Fact is, when I disabled one core(usually the main core) for a game thread in task manager and then enabled it again, task manager would show a way more even utilisation between cores. That could be reproduced EVERY TIME, i.e. in NFSHP. Ingame, I would notice much smoother gameplay, and I would notice it if I forgot to do it. Core maximizer, as far as I know, does basically the same, put threads on different cores, and additionally, tries to move all threads away from the main game thread (which is, what windows should do on its own).
I can only suspect that older games for some reason do not work well with windows thread management(aka seem to partially block it), and that is the reason why manual thread placement works in those cases.
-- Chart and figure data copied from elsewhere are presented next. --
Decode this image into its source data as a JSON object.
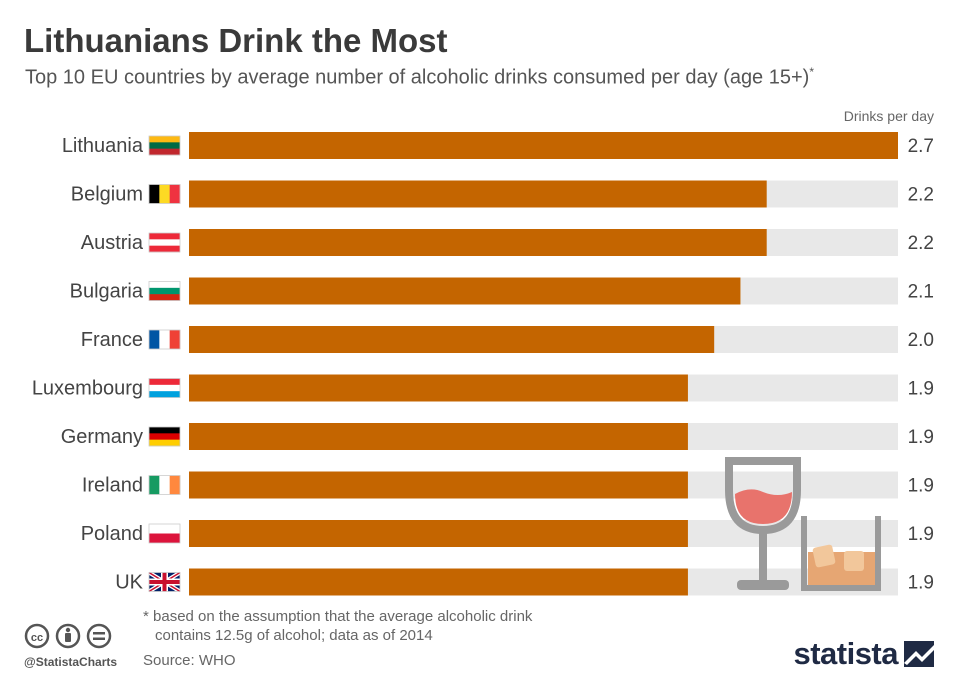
{
  "title": "Lithuanians Drink the Most",
  "subtitle": "Top 10 EU countries by average number of alcoholic drinks consumed per day (age 15+)",
  "subtitle_mark": "*",
  "unit_label": "Drinks per day",
  "footnote": {
    "line1": "* based on the assumption that the average alcoholic drink",
    "line2": "contains 12.5g of alcohol; data as of 2014"
  },
  "source": "Source: WHO",
  "handle": "@StatistaCharts",
  "brand": "statista",
  "colors": {
    "bar": "#c46500",
    "track": "#e8e8e8",
    "text": "#444444"
  },
  "chart_data": {
    "type": "bar",
    "orientation": "horizontal",
    "title": "Lithuanians Drink the Most",
    "subtitle": "Top 10 EU countries by average number of alcoholic drinks consumed per day (age 15+)",
    "xlabel": "Drinks per day",
    "xlim": [
      0,
      2.7
    ],
    "categories": [
      "Lithuania",
      "Belgium",
      "Austria",
      "Bulgaria",
      "France",
      "Luxembourg",
      "Germany",
      "Ireland",
      "Poland",
      "UK"
    ],
    "values": [
      2.7,
      2.2,
      2.2,
      2.1,
      2.0,
      1.9,
      1.9,
      1.9,
      1.9,
      1.9
    ],
    "value_labels": [
      "2.7",
      "2.2",
      "2.2",
      "2.1",
      "2.0",
      "1.9",
      "1.9",
      "1.9",
      "1.9",
      "1.9"
    ],
    "flags": [
      "lithuania-flag-icon",
      "belgium-flag-icon",
      "austria-flag-icon",
      "bulgaria-flag-icon",
      "france-flag-icon",
      "luxembourg-flag-icon",
      "germany-flag-icon",
      "ireland-flag-icon",
      "poland-flag-icon",
      "uk-flag-icon"
    ]
  }
}
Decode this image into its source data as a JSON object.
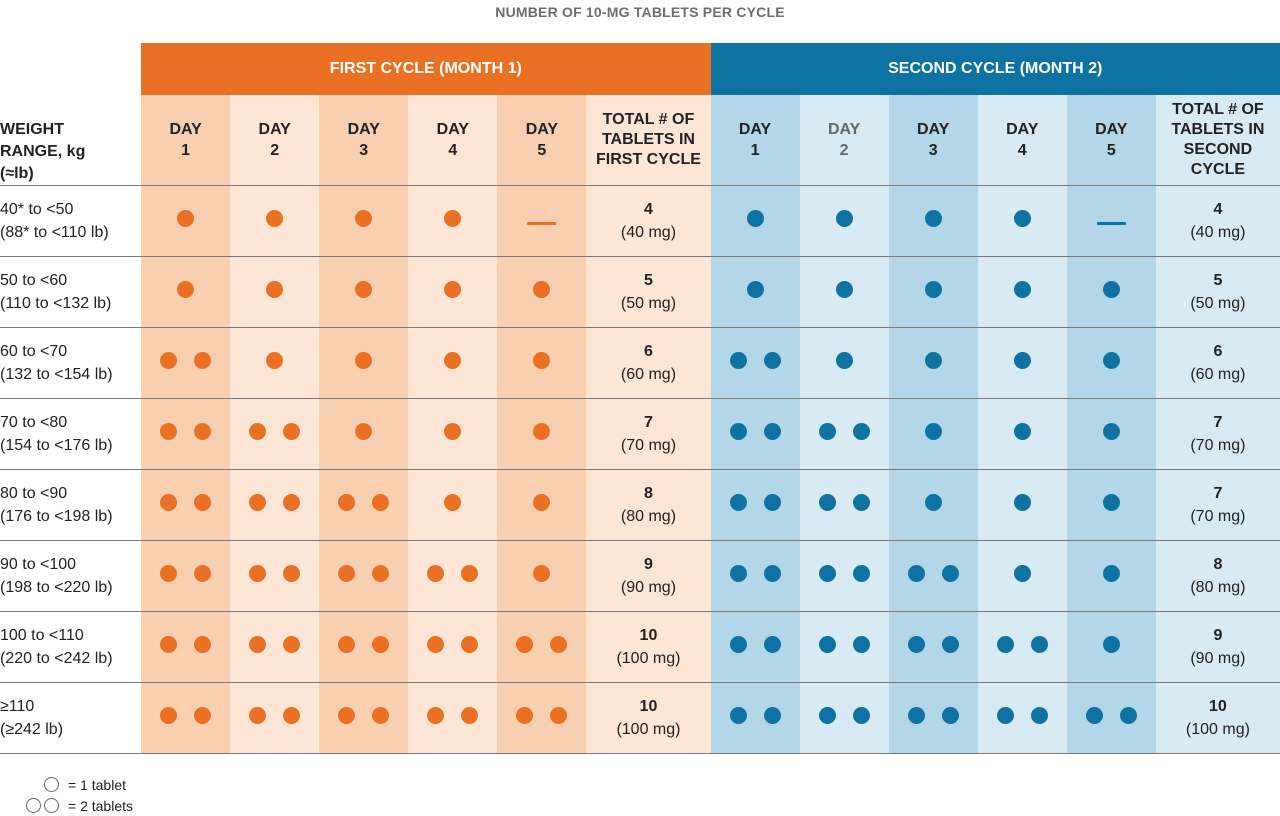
{
  "title": "NUMBER OF 10-MG TABLETS PER CYCLE",
  "cycles": {
    "first": "FIRST CYCLE (MONTH 1)",
    "second": "SECOND CYCLE (MONTH 2)"
  },
  "headers": {
    "weight": [
      "WEIGHT",
      "RANGE, kg",
      "(≈lb)"
    ],
    "day_word": "DAY",
    "days": [
      "1",
      "2",
      "3",
      "4",
      "5"
    ],
    "total_first": [
      "TOTAL # OF",
      "TABLETS IN",
      "FIRST CYCLE"
    ],
    "total_second": [
      "TOTAL # OF",
      "TABLETS IN",
      "SECOND",
      "CYCLE"
    ]
  },
  "rows": [
    {
      "kg": "40* to <50",
      "lb": "(88* to <110 lb)",
      "first": [
        1,
        1,
        1,
        1,
        0
      ],
      "first_total": "4",
      "first_mg": "(40 mg)",
      "second": [
        1,
        1,
        1,
        1,
        0
      ],
      "second_total": "4",
      "second_mg": "(40 mg)"
    },
    {
      "kg": "50 to <60",
      "lb": "(110 to <132 lb)",
      "first": [
        1,
        1,
        1,
        1,
        1
      ],
      "first_total": "5",
      "first_mg": "(50 mg)",
      "second": [
        1,
        1,
        1,
        1,
        1
      ],
      "second_total": "5",
      "second_mg": "(50 mg)"
    },
    {
      "kg": "60 to <70",
      "lb": "(132 to <154 lb)",
      "first": [
        2,
        1,
        1,
        1,
        1
      ],
      "first_total": "6",
      "first_mg": "(60 mg)",
      "second": [
        2,
        1,
        1,
        1,
        1
      ],
      "second_total": "6",
      "second_mg": "(60 mg)"
    },
    {
      "kg": "70 to <80",
      "lb": "(154 to <176 lb)",
      "first": [
        2,
        2,
        1,
        1,
        1
      ],
      "first_total": "7",
      "first_mg": "(70 mg)",
      "second": [
        2,
        2,
        1,
        1,
        1
      ],
      "second_total": "7",
      "second_mg": "(70 mg)"
    },
    {
      "kg": "80 to <90",
      "lb": "(176 to <198 lb)",
      "first": [
        2,
        2,
        2,
        1,
        1
      ],
      "first_total": "8",
      "first_mg": "(80 mg)",
      "second": [
        2,
        2,
        1,
        1,
        1
      ],
      "second_total": "7",
      "second_mg": "(70 mg)"
    },
    {
      "kg": "90 to <100",
      "lb": "(198 to <220 lb)",
      "first": [
        2,
        2,
        2,
        2,
        1
      ],
      "first_total": "9",
      "first_mg": "(90 mg)",
      "second": [
        2,
        2,
        2,
        1,
        1
      ],
      "second_total": "8",
      "second_mg": "(80 mg)"
    },
    {
      "kg": "100 to <110",
      "lb": "(220 to <242 lb)",
      "first": [
        2,
        2,
        2,
        2,
        2
      ],
      "first_total": "10",
      "first_mg": "(100 mg)",
      "second": [
        2,
        2,
        2,
        2,
        1
      ],
      "second_total": "9",
      "second_mg": "(90 mg)"
    },
    {
      "kg": "≥110",
      "lb": "(≥242 lb)",
      "first": [
        2,
        2,
        2,
        2,
        2
      ],
      "first_total": "10",
      "first_mg": "(100 mg)",
      "second": [
        2,
        2,
        2,
        2,
        2
      ],
      "second_total": "10",
      "second_mg": "(100 mg)"
    }
  ],
  "legend": {
    "one": "= 1 tablet",
    "two": "= 2 tablets"
  },
  "colors": {
    "orange": "#ea7124",
    "blue": "#0e73a3"
  }
}
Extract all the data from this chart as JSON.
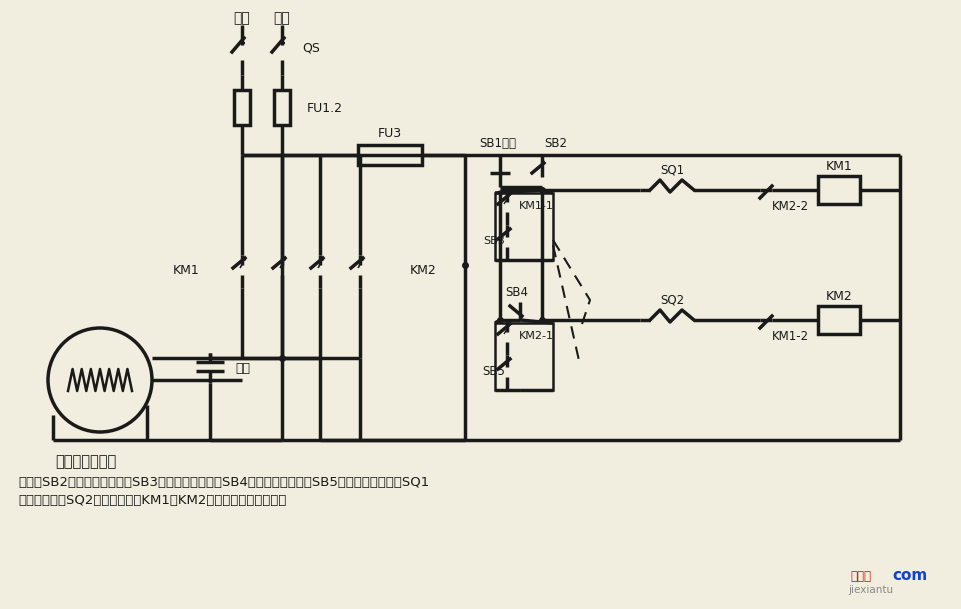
{
  "bg_color": "#f2eedf",
  "lc": "#1a1a1a",
  "title": "单相电容电动机",
  "desc1": "说明：SB2为上升启动按鈕，SB3为上升点动按鈕，SB4为下降启动按鈕，SB5为下降点动按鈕；SQ1",
  "desc2": "为最高限位，SQ2为最低限位。KM1、KM2可用中间继电器代替。",
  "wm_red": "接线图",
  "wm_gray": "jiexiantu",
  "wm_blue": "com"
}
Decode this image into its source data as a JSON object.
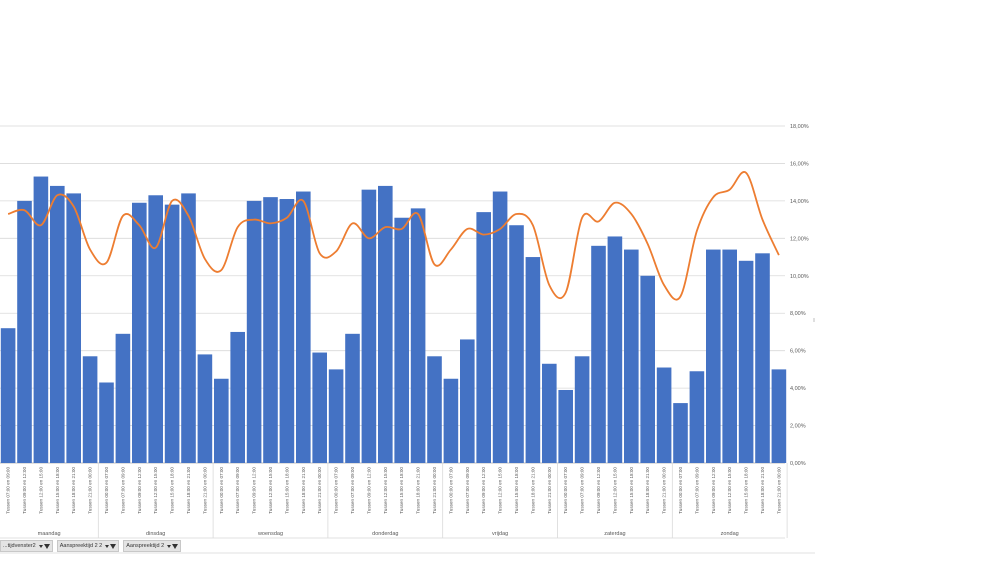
{
  "chart_data": {
    "type": "bar",
    "y2ticks": [
      "0,00%",
      "2,00%",
      "4,00%",
      "6,00%",
      "8,00%",
      "10,00%",
      "12,00%",
      "14,00%",
      "16,00%",
      "18,00%"
    ],
    "y2lim": [
      0,
      18
    ],
    "grid": true,
    "categories": [
      "Tussen 07:00 en 09:00",
      "Tussen 09:00 en 12:00",
      "Tussen 12:00 en 15:00",
      "Tussen 15:00 en 18:00",
      "Tussen 18:00 en 21:00",
      "Tussen 21:00 en 00:00",
      "Tussen 00:00 en 07:00",
      "Tussen 07:00 en 09:00",
      "Tussen 09:00 en 12:00",
      "Tussen 12:00 en 15:00",
      "Tussen 15:00 en 18:00",
      "Tussen 18:00 en 21:00",
      "Tussen 21:00 en 00:00",
      "Tussen 00:00 en 07:00",
      "Tussen 07:00 en 09:00",
      "Tussen 09:00 en 12:00",
      "Tussen 12:00 en 15:00",
      "Tussen 15:00 en 18:00",
      "Tussen 18:00 en 21:00",
      "Tussen 21:00 en 00:00",
      "Tussen 00:00 en 07:00",
      "Tussen 07:00 en 09:00",
      "Tussen 09:00 en 12:00",
      "Tussen 12:00 en 15:00",
      "Tussen 15:00 en 18:00",
      "Tussen 18:00 en 21:00",
      "Tussen 21:00 en 00:00",
      "Tussen 00:00 en 07:00",
      "Tussen 07:00 en 09:00",
      "Tussen 09:00 en 12:00",
      "Tussen 12:00 en 15:00",
      "Tussen 15:00 en 18:00",
      "Tussen 18:00 en 21:00",
      "Tussen 21:00 en 00:00",
      "Tussen 00:00 en 07:00",
      "Tussen 07:00 en 09:00",
      "Tussen 09:00 en 12:00",
      "Tussen 12:00 en 15:00",
      "Tussen 15:00 en 18:00",
      "Tussen 18:00 en 21:00",
      "Tussen 21:00 en 00:00",
      "Tussen 00:00 en 07:00",
      "Tussen 07:00 en 09:00",
      "Tussen 09:00 en 12:00",
      "Tussen 12:00 en 15:00",
      "Tussen 15:00 en 18:00",
      "Tussen 18:00 en 21:00",
      "Tussen 21:00 en 00:00"
    ],
    "groups": [
      {
        "label": "maandag",
        "count": 6
      },
      {
        "label": "dinsdag",
        "count": 7
      },
      {
        "label": "woensdag",
        "count": 7
      },
      {
        "label": "donderdag",
        "count": 7
      },
      {
        "label": "vrijdag",
        "count": 7
      },
      {
        "label": "zaterdag",
        "count": 7
      },
      {
        "label": "zondag",
        "count": 7
      }
    ],
    "series": [
      {
        "type": "bar",
        "color": "#4472C4",
        "axis": "y2",
        "values": [
          7.2,
          14.0,
          15.3,
          14.8,
          14.4,
          5.7,
          4.3,
          6.9,
          13.9,
          14.3,
          13.8,
          14.4,
          5.8,
          4.5,
          7.0,
          14.0,
          14.2,
          14.1,
          14.5,
          5.9,
          5.0,
          6.9,
          14.6,
          14.8,
          13.1,
          13.6,
          5.7,
          4.5,
          6.6,
          13.4,
          14.5,
          12.7,
          11.0,
          5.3,
          3.9,
          5.7,
          11.6,
          12.1,
          11.4,
          10.0,
          5.1,
          3.2,
          4.9,
          11.4,
          11.4,
          10.8,
          11.2,
          5.0
        ]
      },
      {
        "type": "line",
        "color": "#ED7D31",
        "axis": "y2",
        "smooth": true,
        "values": [
          13.3,
          13.5,
          12.7,
          14.3,
          13.7,
          11.4,
          10.7,
          13.2,
          12.7,
          11.5,
          14.0,
          13.2,
          10.9,
          10.3,
          12.6,
          13.0,
          12.8,
          13.1,
          14.0,
          11.2,
          11.3,
          12.8,
          12.0,
          12.6,
          12.5,
          13.3,
          10.6,
          11.4,
          12.5,
          12.2,
          12.5,
          13.3,
          12.7,
          9.5,
          9.1,
          13.1,
          12.9,
          13.9,
          13.3,
          11.7,
          9.5,
          8.9,
          12.4,
          14.2,
          14.6,
          15.5,
          13.0,
          11.1
        ]
      }
    ]
  },
  "filters": [
    {
      "label": "...tijdvenster2",
      "icon": "dropdown-filter-icon"
    },
    {
      "label": "Aanspreektijd 2 2",
      "icon": "dropdown-filter-icon"
    },
    {
      "label": "Aanspreektijd 2",
      "icon": "dropdown-filter-icon"
    }
  ]
}
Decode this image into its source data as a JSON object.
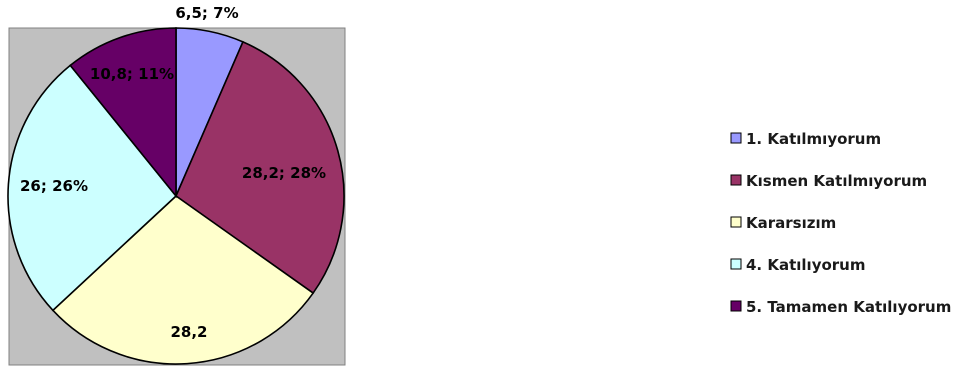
{
  "chart_data": {
    "type": "pie",
    "title": "",
    "categories": [
      "1. Katılmıyorum",
      "Kısmen Katılmıyorum",
      "Kararsızım",
      "4. Katılıyorum",
      "5. Tamamen Katılıyorum"
    ],
    "values": [
      6.5,
      28.2,
      28.2,
      26,
      10.8
    ],
    "data_labels": [
      "6,5; 7%",
      "28,2; 28%",
      "28,2",
      "26; 26%",
      "10,8; 11%"
    ],
    "colors": [
      "#9999ff",
      "#993366",
      "#ffffcc",
      "#ccffff",
      "#660066"
    ],
    "legend_position": "right",
    "plot_background": "#c0c0c0"
  }
}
There is still the limit the main thread places on the core it maximizes, nobody disputes that. As well as that no tool can make a game use more threads then it is coded to use.
So: YES, Sheppy and speed2 SHOULD be right, and probably are for newer games, but NO, personal experience tells a very different story (for supreme commander and NFSHP, those were the only games where I tried it and noticed that it helped).
Back in the days of Win XP, if you run multithreaded game like FA. It could run all the threads on a single core.
Win Vista and newer system are smarter and they spread the thread among the other cores. Especially if they dain a lot of CPU power.
Now to FA, there are 2 major threads that make CPUs sweat. One is sim, that includes all in-game simulation and AI, second a bit less cpu consuming is ren, which does all the rendering and UI. All the other thread for sounds and what not are very minor.
So assuming most of the people have 4cores, the game won't magically run faster if you use this tool that was made for Win XP.
Only thing it could do is very slight FPS increase if it switches the ren thread to some other core than the first one.
Also to note: cpu doen't need to run the single thread on the same core all the time, it can switch it to other cores. The overall CPU usage of the game is same, it looks like you still have some performance left looking at the task manager (since its showing average usage on the cores) but you don't. For the above reasons.